As I walked down the hall, all the way to the waiting room, it finally hit me. Just as I stopped in front of the closed waiting room door, I remembered how cruel and mean I was to my two best friends. I felt like a jackass. I felt like even thought I still had Kendall, I was still going to have to face pain. I braced myself as I pushed the door open and scanned the small area only seeing one person, which surprised me. Louis. I wiped my face and hurried to him seeing a nurse staring at me and sat down hard and fast. He looked up from his magazine and breathed out tossing it to the chair next to him. "Carlos…are you alright? Is Kendall okay?" I nodded and smiled opening my bottle of water.

"He's okay. He's doing a few more tests. And I'm alright…just happy he's okay, ya know?" He nodded and smiled small setting a hand on my shoulder squeezing gently. "Did you happen to see…Logan? Or James?" He frowned and looked down shaking his head.

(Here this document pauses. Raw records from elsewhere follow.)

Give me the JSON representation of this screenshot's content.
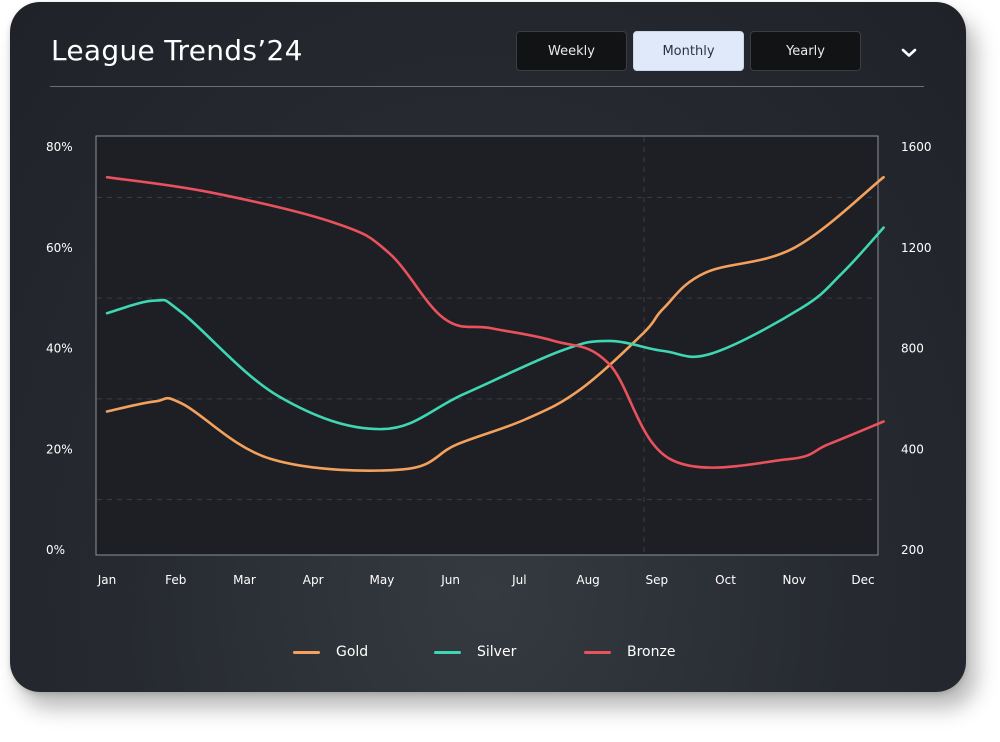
{
  "header": {
    "title": "League Trends’24"
  },
  "filters": {
    "options": [
      "Weekly",
      "Monthly",
      "Yearly"
    ],
    "selected": "Monthly"
  },
  "icons": {
    "expand": "chevron-down-icon"
  },
  "colors": {
    "card": "#262a30",
    "plot": "#1d1f24",
    "gold": "#f4a15d",
    "silver": "#3fd7b3",
    "bronze": "#e9515d",
    "active_button": "#dfe9fa"
  },
  "chart_data": {
    "type": "line",
    "x": [
      "Jan",
      "Feb",
      "Mar",
      "Apr",
      "May",
      "Jun",
      "Jul",
      "Aug",
      "Sep",
      "Oct",
      "Nov",
      "Dec"
    ],
    "y_left": {
      "ticks": [
        "0%",
        "20%",
        "40%",
        "60%",
        "80%"
      ],
      "range": [
        0,
        80
      ]
    },
    "y_right": {
      "ticks": [
        "200",
        "400",
        "800",
        "1200",
        "1600"
      ]
    },
    "grid": true,
    "legend": "bottom",
    "series": [
      {
        "name": "Gold",
        "color": "#f4a15d",
        "points": [
          [
            0,
            27.5
          ],
          [
            0.7,
            29.5
          ],
          [
            1.1,
            29
          ],
          [
            2.4,
            18
          ],
          [
            4.3,
            16
          ],
          [
            5.1,
            21
          ],
          [
            6.1,
            26
          ],
          [
            6.9,
            32
          ],
          [
            7.8,
            43
          ],
          [
            8.1,
            48
          ],
          [
            8.7,
            55
          ],
          [
            10,
            60
          ],
          [
            11.3,
            74
          ]
        ]
      },
      {
        "name": "Silver",
        "color": "#3fd7b3",
        "points": [
          [
            0,
            47
          ],
          [
            0.7,
            49.5
          ],
          [
            1.1,
            47
          ],
          [
            2.5,
            30.5
          ],
          [
            4,
            24
          ],
          [
            5.2,
            31
          ],
          [
            6.6,
            39.5
          ],
          [
            7.3,
            41.5
          ],
          [
            8.1,
            39.5
          ],
          [
            8.8,
            39
          ],
          [
            10.1,
            48
          ],
          [
            10.7,
            55
          ],
          [
            11.3,
            64
          ]
        ]
      },
      {
        "name": "Bronze",
        "color": "#e9515d",
        "points": [
          [
            0,
            74
          ],
          [
            1.5,
            71
          ],
          [
            3.3,
            65
          ],
          [
            4.1,
            59
          ],
          [
            4.9,
            46
          ],
          [
            5.6,
            44
          ],
          [
            6.5,
            41.5
          ],
          [
            7.3,
            37
          ],
          [
            8.2,
            18
          ],
          [
            9.9,
            18
          ],
          [
            10.5,
            21
          ],
          [
            11.3,
            25.5
          ]
        ]
      }
    ]
  }
}
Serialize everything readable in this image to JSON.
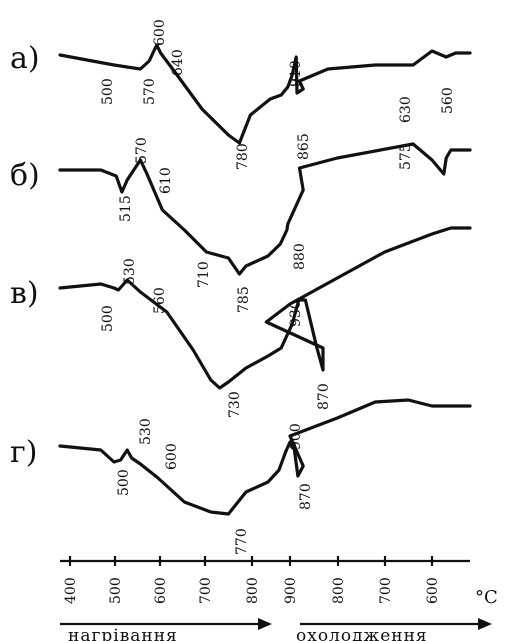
{
  "chart_data": {
    "type": "line",
    "unit": "°C",
    "x_ticks": [
      "400",
      "500",
      "600",
      "700",
      "800",
      "900",
      "800",
      "700",
      "600"
    ],
    "direction_labels": {
      "heating": "нагрівання",
      "cooling": "охолодження"
    },
    "series": [
      {
        "name": "а)",
        "points": [
          [
            380,
            0
          ],
          [
            500,
            -10
          ],
          [
            560,
            -14
          ],
          [
            580,
            -6
          ],
          [
            597,
            10
          ],
          [
            606,
            2
          ],
          [
            640,
            -18
          ],
          [
            700,
            -54
          ],
          [
            760,
            -80
          ],
          [
            785,
            -88
          ],
          [
            810,
            -60
          ],
          [
            855,
            -44
          ],
          [
            880,
            -40
          ],
          [
            895,
            -32
          ],
          [
            905,
            -20
          ],
          [
            914,
            -2
          ],
          [
            916,
            -38
          ],
          [
            930,
            -34
          ],
          [
            880,
            -26
          ],
          [
            820,
            -14
          ],
          [
            720,
            -10
          ],
          [
            640,
            -10
          ],
          [
            600,
            4
          ],
          [
            570,
            -2
          ],
          [
            550,
            2
          ]
        ],
        "peak_labels": [
          "500",
          "570",
          "600",
          "640",
          "780",
          "910",
          "865"
        ]
      },
      {
        "name": "б)",
        "points": [
          [
            380,
            0
          ],
          [
            470,
            0
          ],
          [
            505,
            -6
          ],
          [
            518,
            -22
          ],
          [
            530,
            -10
          ],
          [
            560,
            10
          ],
          [
            575,
            -4
          ],
          [
            610,
            -40
          ],
          [
            660,
            -60
          ],
          [
            710,
            -82
          ],
          [
            760,
            -88
          ],
          [
            785,
            -104
          ],
          [
            800,
            -96
          ],
          [
            850,
            -86
          ],
          [
            878,
            -74
          ],
          [
            893,
            -60
          ],
          [
            895,
            -54
          ],
          [
            930,
            -20
          ],
          [
            880,
            2
          ],
          [
            800,
            12
          ],
          [
            640,
            26
          ],
          [
            600,
            10
          ],
          [
            575,
            -4
          ],
          [
            570,
            12
          ],
          [
            560,
            20
          ]
        ],
        "peak_labels": [
          "515",
          "570",
          "610",
          "710",
          "785",
          "880",
          "575",
          "630",
          "560"
        ]
      },
      {
        "name": "в)",
        "points": [
          [
            380,
            0
          ],
          [
            470,
            4
          ],
          [
            500,
            0
          ],
          [
            510,
            -2
          ],
          [
            530,
            8
          ],
          [
            540,
            4
          ],
          [
            560,
            -4
          ],
          [
            620,
            -24
          ],
          [
            680,
            -62
          ],
          [
            720,
            -92
          ],
          [
            740,
            -100
          ],
          [
            760,
            -94
          ],
          [
            800,
            -80
          ],
          [
            850,
            -68
          ],
          [
            880,
            -60
          ],
          [
            905,
            -36
          ],
          [
            920,
            -12
          ],
          [
            935,
            -12
          ],
          [
            960,
            -58
          ],
          [
            975,
            -82
          ],
          [
            975,
            -60
          ],
          [
            950,
            -34
          ],
          [
            900,
            -16
          ],
          [
            800,
            10
          ],
          [
            700,
            36
          ],
          [
            600,
            54
          ],
          [
            560,
            60
          ]
        ],
        "peak_labels": [
          "500",
          "530",
          "560",
          "730",
          "930",
          "870"
        ]
      },
      {
        "name": "г)",
        "points": [
          [
            380,
            0
          ],
          [
            470,
            -4
          ],
          [
            500,
            -16
          ],
          [
            515,
            -14
          ],
          [
            530,
            -4
          ],
          [
            540,
            -12
          ],
          [
            560,
            -18
          ],
          [
            600,
            -32
          ],
          [
            660,
            -56
          ],
          [
            720,
            -66
          ],
          [
            760,
            -68
          ],
          [
            800,
            -46
          ],
          [
            850,
            -36
          ],
          [
            875,
            -24
          ],
          [
            890,
            -6
          ],
          [
            900,
            4
          ],
          [
            910,
            -4
          ],
          [
            918,
            -30
          ],
          [
            930,
            -20
          ],
          [
            900,
            10
          ],
          [
            800,
            28
          ],
          [
            720,
            44
          ],
          [
            650,
            46
          ],
          [
            600,
            40
          ],
          [
            560,
            40
          ]
        ],
        "peak_labels": [
          "500",
          "530",
          "600",
          "770",
          "900",
          "870"
        ]
      }
    ]
  }
}
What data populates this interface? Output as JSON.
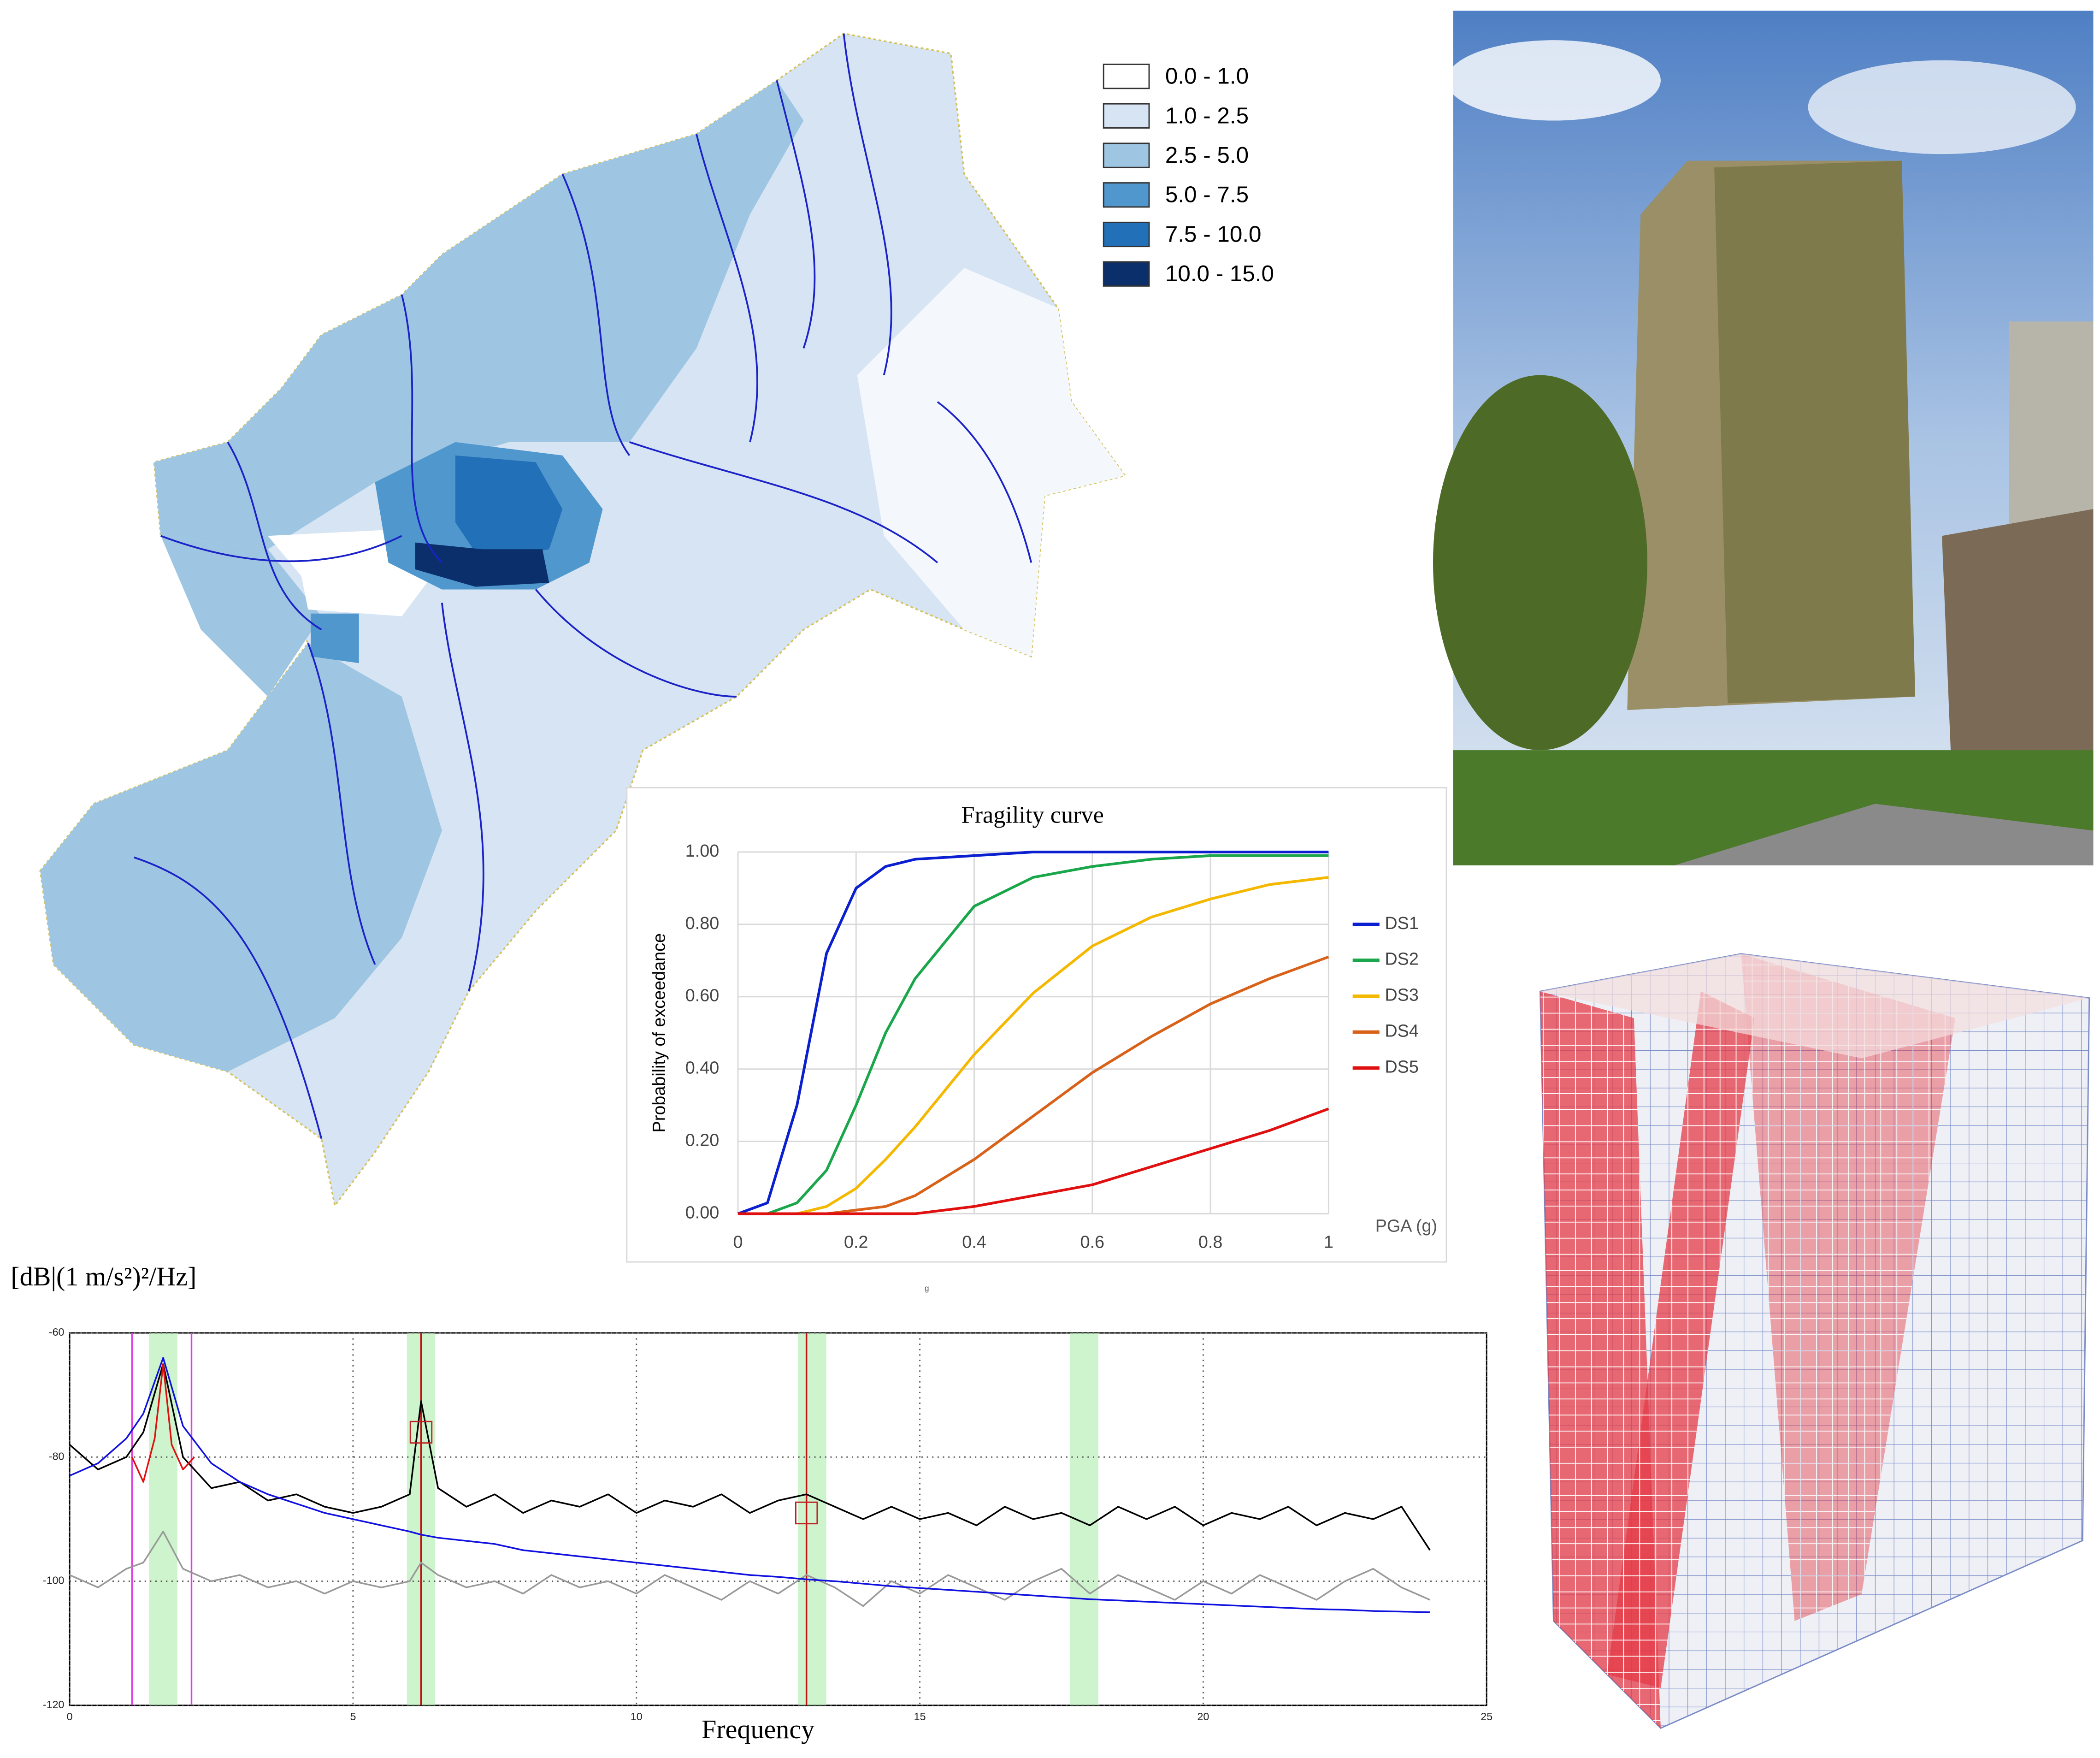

"They left. Logan was…Logan was really upset. Crying and clinging onto James. James looked pretty pissed." I groaned quietly and sat back in my chair taking a sip of my water. I let the cool refreshing liquid run down my throat while I pulled out my phone and clicked some buttons to pull up Logan's number. Right now, after everything I said to them, Logan would probably be the easiest to talk to. When I dialed his number I put the phone to my ear and put my bottle of water in my lap. The phone rang once before his voicemail came up. "Hey you reached Logan. Sorry I couldn't get to your call but if you leave…" I hung up fast and felt even worse. The phone rang once and went to voicemail, which meant he saw my number and hung up fast because he hates me. I groaned, hating that I now had to deal with James before Logan and dialed his number fast. Again it rang once, before being hung up. I shoved my phone back in my pocket and sipped at my water again. "I'm sure they'll come around Carlos. You were just upset and scared for Kendall. They'll eventually come back to at least check on Kendall." I turned smiling small and nodded, yawning big. I gently laid my head on his shoulder and closed my eyes. I don't understand why everyone is freaked out or creped out by Louis. He is really just a nice good, guy.